Les histoires de la Mémé Holgolde mettent en scène l’éléphante Marta Ashkarot qui se réincarne conte après conte dans une nouvelle existence, d’éléphante ou d’humaine, et rencontre les derniers révolutionnaires insanes et déguenillés, qui croient encore à la possibilité d’instaurer une société égalitaire malgré l’évidence de la défaite, et de la fin toute proche de l’humanité.
«-Tu te rappelles la Première Union Soviétique ? Juste au début, quelqu’un avait dit que, pour arriver au communisme, il fallait les soviets plus l’électricité. C’était un petit chauve. Son nom m’échappe.
-Je me rappelle vaguement, réfléchit Marta Ashkarot. Les soviets plus l’électricité, oui. Mais je me rappelle plus si c’était pour arriver au communisme ou au socialisme. Ca se passait tout de même il y a sept ou huit siècles.»

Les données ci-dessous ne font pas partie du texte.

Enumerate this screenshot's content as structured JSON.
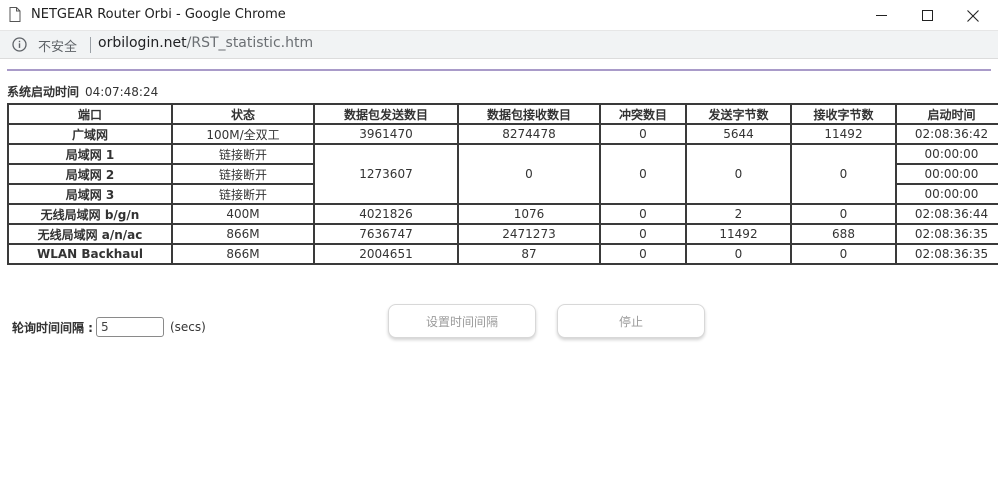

Pour conclure sur ce livre, où le merveilleux des contes et la survie de l’espoir jusqu’au dernier souffle malgré la faillite des idéaux forment un récit particulièrement poignant, laissons la parole à Antoine Volodine :
«Le pessimisme le plus lugubre et le désastre absolu sont une pâte inerte avec quoi on peut façonner des objets extrêmement lumineux.»